The results were further confirmed by the analysis of pork sausage samples spiked with Salmonella culture (Table 1). Five samples were identified as negative for Salmonella by culture technique, although they were spiked with Salmonella culture, from fresh samples. This may be due to chemical and physical properties of the food as explained above. Two negative results obtained by FISH test for spiked fresh samples may be due to deficient microscopic visualization (fluorescent background) or because a small number or insufficient accessibility of the target molecules is present as explained by Amann et al. (1995).

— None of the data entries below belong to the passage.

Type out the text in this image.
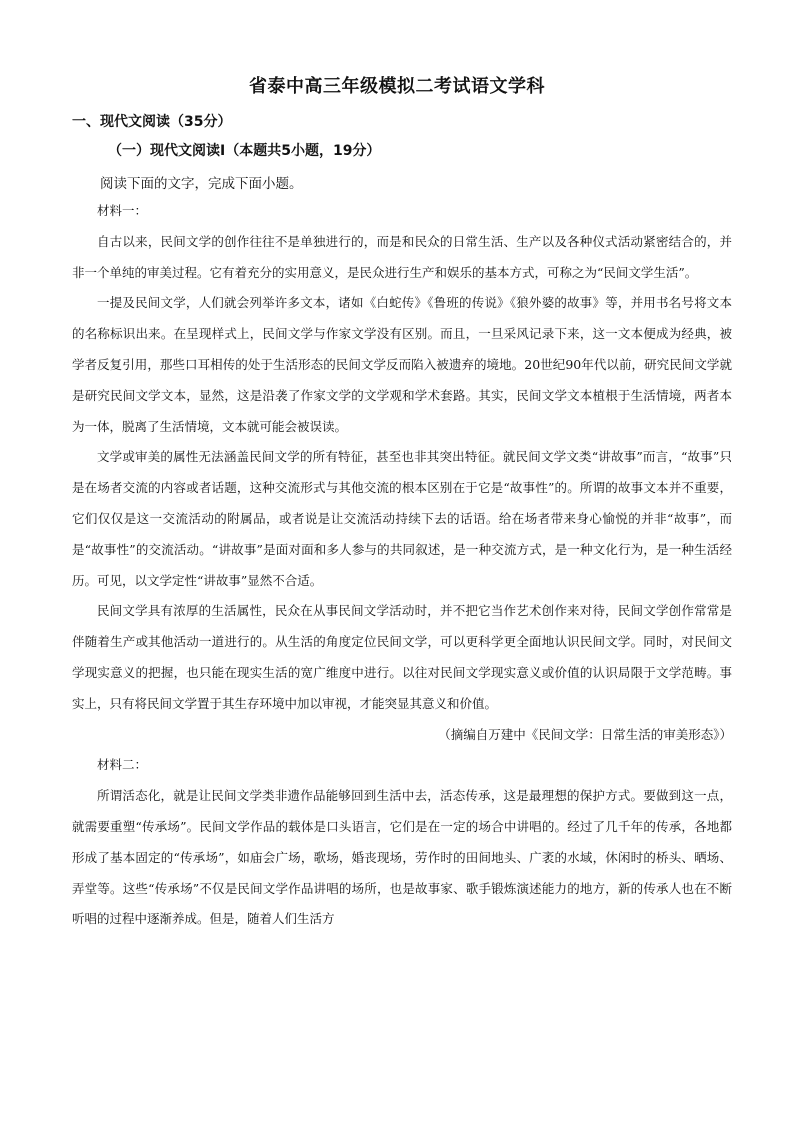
省泰中高三年级模拟二考试语文学科
一、现代文阅读（35分）
（一）现代文阅读Ⅰ（本题共5小题，19分）
阅读下面的文字，完成下面小题。

材料一：

自古以来，民间文学的创作往往不是单独进行的，而是和民众的日常生活、生产以及各种仪式活动紧密结合的，并非一个单纯的审美过程。它有着充分的实用意义，是民众进行生产和娱乐的基本方式，可称之为“民间文学生活”。

一提及民间文学，人们就会列举许多文本，诸如《白蛇传》《鲁班的传说》《狼外婆的故事》等，并用书名号将文本的名称标识出来。在呈现样式上，民间文学与作家文学没有区别。而且，一旦采风记录下来，这一文本便成为经典，被学者反复引用，那些口耳相传的处于生活形态的民间文学反而陷入被遗弃的境地。20世纪90年代以前，研究民间文学就是研究民间文学文本，显然，这是沿袭了作家文学的文学观和学术套路。其实，民间文学文本植根于生活情境，两者本为一体，脱离了生活情境，文本就可能会被误读。

文学或审美的属性无法涵盖民间文学的所有特征，甚至也非其突出特征。就民间文学文类“讲故事”而言，“故事”只是在场者交流的内容或者话题，这种交流形式与其他交流的根本区别在于它是“故事性”的。所谓的故事文本并不重要，它们仅仅是这一交流活动的附属品，或者说是让交流活动持续下去的话语。给在场者带来身心愉悦的并非“故事”，而是“故事性”的交流活动。“讲故事”是面对面和多人参与的共同叙述，是一种交流方式，是一种文化行为，是一种生活经历。可见，以文学定性“讲故事”显然不合适。

民间文学具有浓厚的生活属性，民众在从事民间文学活动时，并不把它当作艺术创作来对待，民间文学创作常常是伴随着生产或其他活动一道进行的。从生活的角度定位民间文学，可以更科学更全面地认识民间文学。同时，对民间文学现实意义的把握，也只能在现实生活的宽广维度中进行。以往对民间文学现实意义或价值的认识局限于文学范畴。事实上，只有将民间文学置于其生存环境中加以审视，才能突显其意义和价值。

（摘编自万建中《民间文学：日常生活的审美形态》）

材料二：

所谓活态化，就是让民间文学类非遗作品能够回到生活中去，活态传承，这是最理想的保护方式。要做到这一点，就需要重塑“传承场”。民间文学作品的载体是口头语言，它们是在一定的场合中讲唱的。经过了几千年的传承，各地都形成了基本固定的“传承场”，如庙会广场，歌场，婚丧现场，劳作时的田间地头、广袤的水域，休闲时的桥头、晒场、弄堂等。这些“传承场”不仅是民间文学作品讲唱的场所，也是故事家、歌手锻炼演述能力的地方，新的传承人也在不断听唱的过程中逐渐养成。但是，随着人们生活方
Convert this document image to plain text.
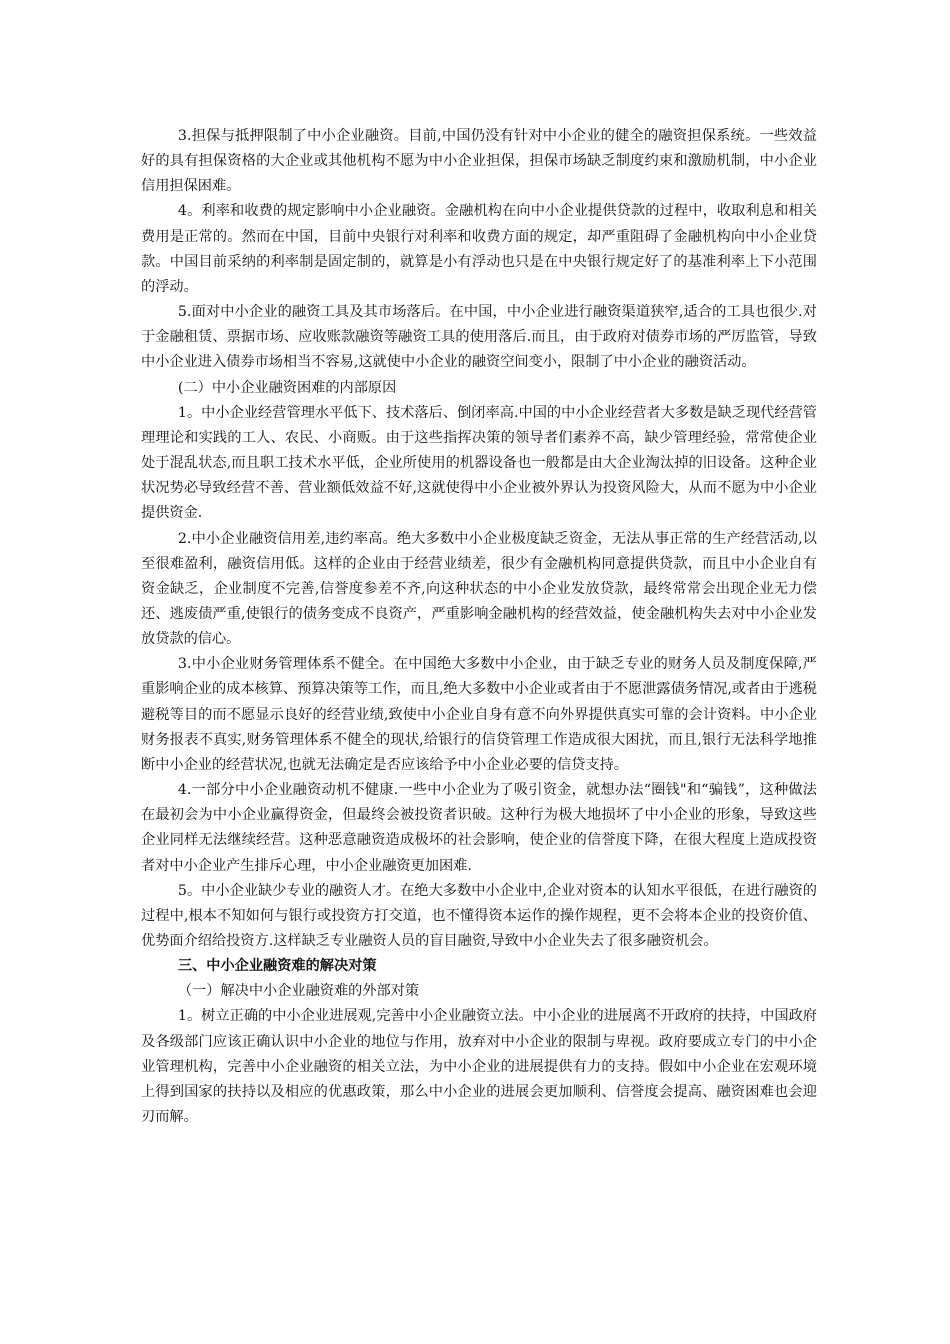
3.担保与抵押限制了中小企业融资。目前,中国仍没有针对中小企业的健全的融资担保系统。一些效益好的具有担保资格的大企业或其他机构不愿为中小企业担保，担保市场缺乏制度约束和激励机制，中小企业信用担保困难。

4。利率和收费的规定影响中小企业融资。金融机构在向中小企业提供贷款的过程中，收取利息和相关费用是正常的。然而在中国，目前中央银行对利率和收费方面的规定，却严重阻碍了金融机构向中小企业贷款。中国目前采纳的利率制是固定制的，就算是小有浮动也只是在中央银行规定好了的基准利率上下小范围的浮动。

5.面对中小企业的融资工具及其市场落后。在中国，中小企业进行融资渠道狭窄,适合的工具也很少.对于金融租赁、票据市场、应收账款融资等融资工具的使用落后.而且，由于政府对债券市场的严厉监管，导致中小企业进入债券市场相当不容易,这就使中小企业的融资空间变小，限制了中小企业的融资活动。

(二）中小企业融资困难的内部原因

1。中小企业经营管理水平低下、技术落后、倒闭率高.中国的中小企业经营者大多数是缺乏现代经营管理理论和实践的工人、农民、小商贩。由于这些指挥决策的领导者们素养不高，缺少管理经验，常常使企业处于混乱状态,而且职工技术水平低，企业所使用的机器设备也一般都是由大企业淘汰掉的旧设备。这种企业状况势必导致经营不善、营业额低效益不好,这就使得中小企业被外界认为投资风险大，从而不愿为中小企业提供资金.

2.中小企业融资信用差,违约率高。绝大多数中小企业极度缺乏资金，无法从事正常的生产经营活动,以至很难盈利，融资信用低。这样的企业由于经营业绩差，很少有金融机构同意提供贷款，而且中小企业自有资金缺乏，企业制度不完善,信誉度参差不齐,向这种状态的中小企业发放贷款，最终常常会出现企业无力偿还、逃废债严重,使银行的债务变成不良资产，严重影响金融机构的经营效益，使金融机构失去对中小企业发放贷款的信心。

3.中小企业财务管理体系不健全。在中国绝大多数中小企业，由于缺乏专业的财务人员及制度保障,严重影响企业的成本核算、预算决策等工作，而且,绝大多数中小企业或者由于不愿泄露债务情况,或者由于逃税避税等目的而不愿显示良好的经营业绩,致使中小企业自身有意不向外界提供真实可靠的会计资料。中小企业财务报表不真实,财务管理体系不健全的现状,给银行的信贷管理工作造成很大困扰，而且,银行无法科学地推断中小企业的经营状况,也就无法确定是否应该给予中小企业必要的信贷支持。

4.一部分中小企业融资动机不健康.一些中小企业为了吸引资金，就想办法“圈钱"和“骗钱”，这种做法在最初会为中小企业赢得资金，但最终会被投资者识破。这种行为极大地损坏了中小企业的形象，导致这些企业同样无法继续经营。这种恶意融资造成极坏的社会影响，使企业的信誉度下降，在很大程度上造成投资者对中小企业产生排斥心理，中小企业融资更加困难.

5。中小企业缺少专业的融资人才。在绝大多数中小企业中,企业对资本的认知水平很低，在进行融资的过程中,根本不知如何与银行或投资方打交道，也不懂得资本运作的操作规程，更不会将本企业的投资价值、优势面介绍给投资方.这样缺乏专业融资人员的盲目融资,导致中小企业失去了很多融资机会。

三、中小企业融资难的解决对策

（一）解决中小企业融资难的外部对策

1。树立正确的中小企业进展观,完善中小企业融资立法。中小企业的进展离不开政府的扶持，中国政府及各级部门应该正确认识中小企业的地位与作用，放弃对中小企业的限制与卑视。政府要成立专门的中小企业管理机构，完善中小企业融资的相关立法，为中小企业的进展提供有力的支持。假如中小企业在宏观环境上得到国家的扶持以及相应的优惠政策，那么中小企业的进展会更加顺利、信誉度会提高、融资困难也会迎刃而解。
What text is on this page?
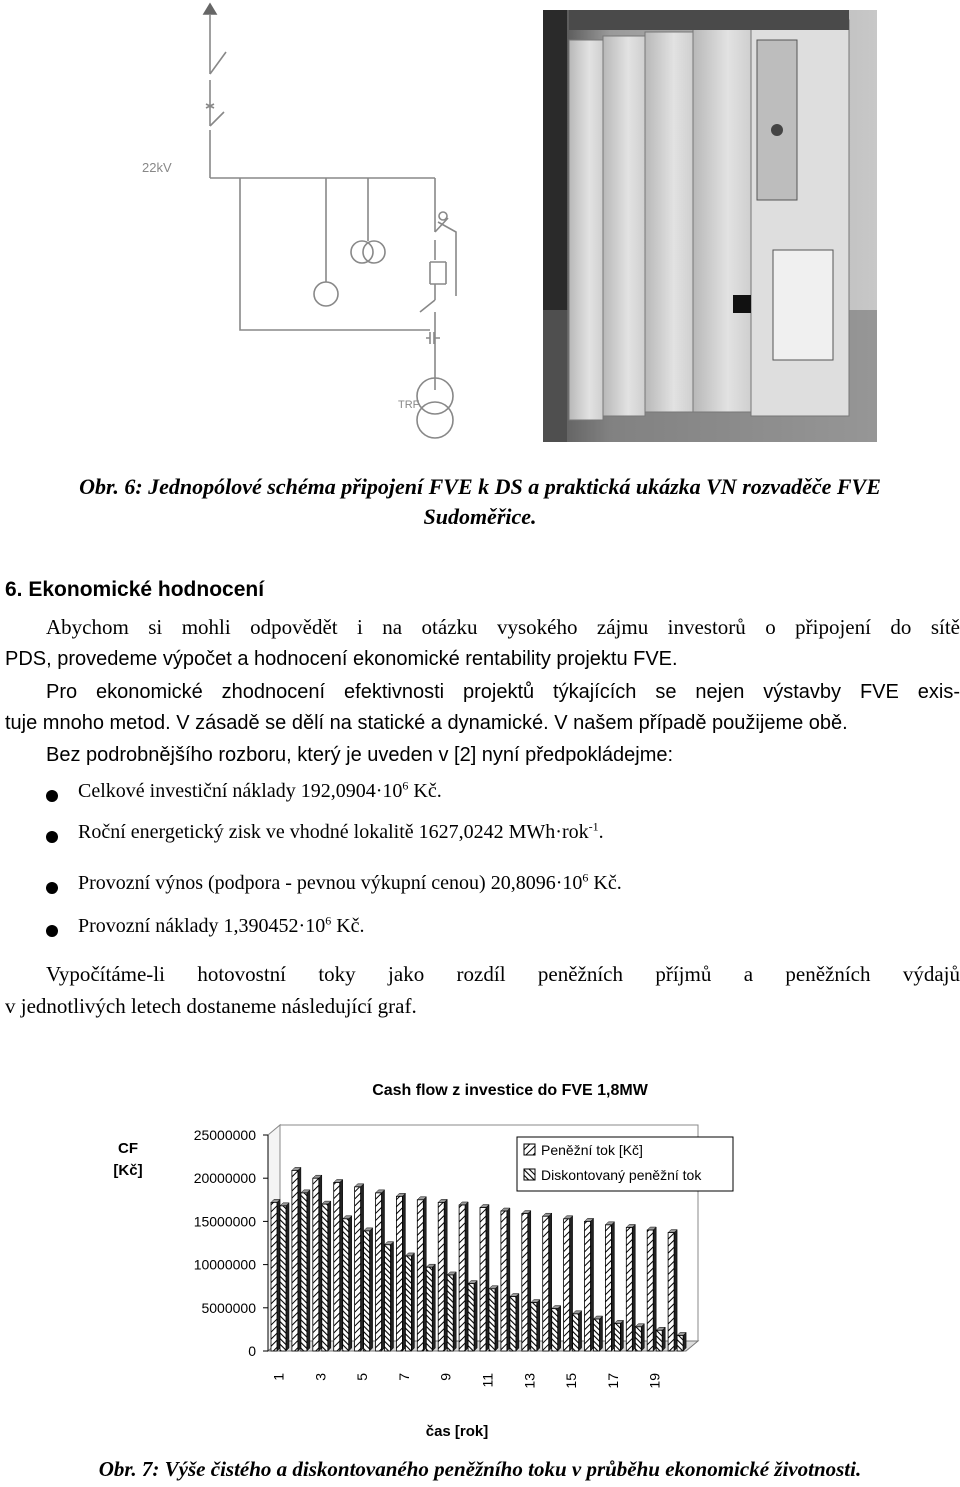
22kV
TRF
Obr. 6: Jednopólové schéma připojení FVE k DS a praktická ukázka VN rozvaděče FVE
Sudoměřice.
6. Ekonomické hodnocení
Abychom si mohli odpovědět i na otázku vysokého zájmu investorů o připojení do sítě
PDS, provedeme výpočet a hodnocení ekonomické rentability projektu FVE.
Pro ekonomické zhodnocení efektivnosti projektů týkajících se nejen výstavby FVE exis-
tuje mnoho metod. V zásadě se dělí na statické a dynamické. V našem případě použijeme obě.
Bez podrobnějšího rozboru, který je uveden v [2] nyní předpokládejme:
Celkové investiční náklady $192,0904\cdot 10^6$ Kč.
Roční energetický zisk ve vhodné lokalitě 1627,0242 MWh·rok$^{-1}$.
Provozní výnos (podpora - pevnou výkupní cenou) $20,8096\cdot 10^6$ Kč.
Provozní náklady $1,390452\cdot 10^6$ Kč.
Vypočítáme-li hotovostní toky jako rozdíl peněžních příjmů a peněžních výdajů
v jednotlivých letech dostaneme následující graf.
Cash flow z investice do FVE 1,8MW
CF
[Kč]
0
5000000
10000000
15000000
20000000
25000000
1 3 5 7 9 11 13 15 17 19
čas [rok]
Peněžní tok [Kč]
Diskontovaný peněžní tok
Obr. 7: Výše čistého a diskontovaného peněžního toku v průběhu ekonomické životnosti.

In this experiment, higher positive results were observed for both methods for both raw and spiked samples after enrichment indicating the ability of pre-enrichment to increase the detection sensitivity. Reason for these results may be small number or injured or inactive microorganisms present in food samples as explained by Niederhauser et al. (1992) and Fang et al. (2003). Due to this reason, false negative results could be obtained by both culture and hybridization methods for raw samples. Hence, pre-enrichment before testing food for microbial contamination is important. However, on the other hand, extensive enrichment could cause the degradation of rRNA target which leads to false negative results. So, further research should be carried out to find the best enrichment period for each test method.
CONCLUSION
Pre-enrichment step found to be effective to increase the detection sensitivity of both methods tested in this study. FISH technique shown high detection sensitivity compared to culture based method and was minimally affected by chemical and physical properties of the food. Hence, in conclusion, FISH method is recommended over culture based method for the detection of Salmonella from food samples with an enrichment step.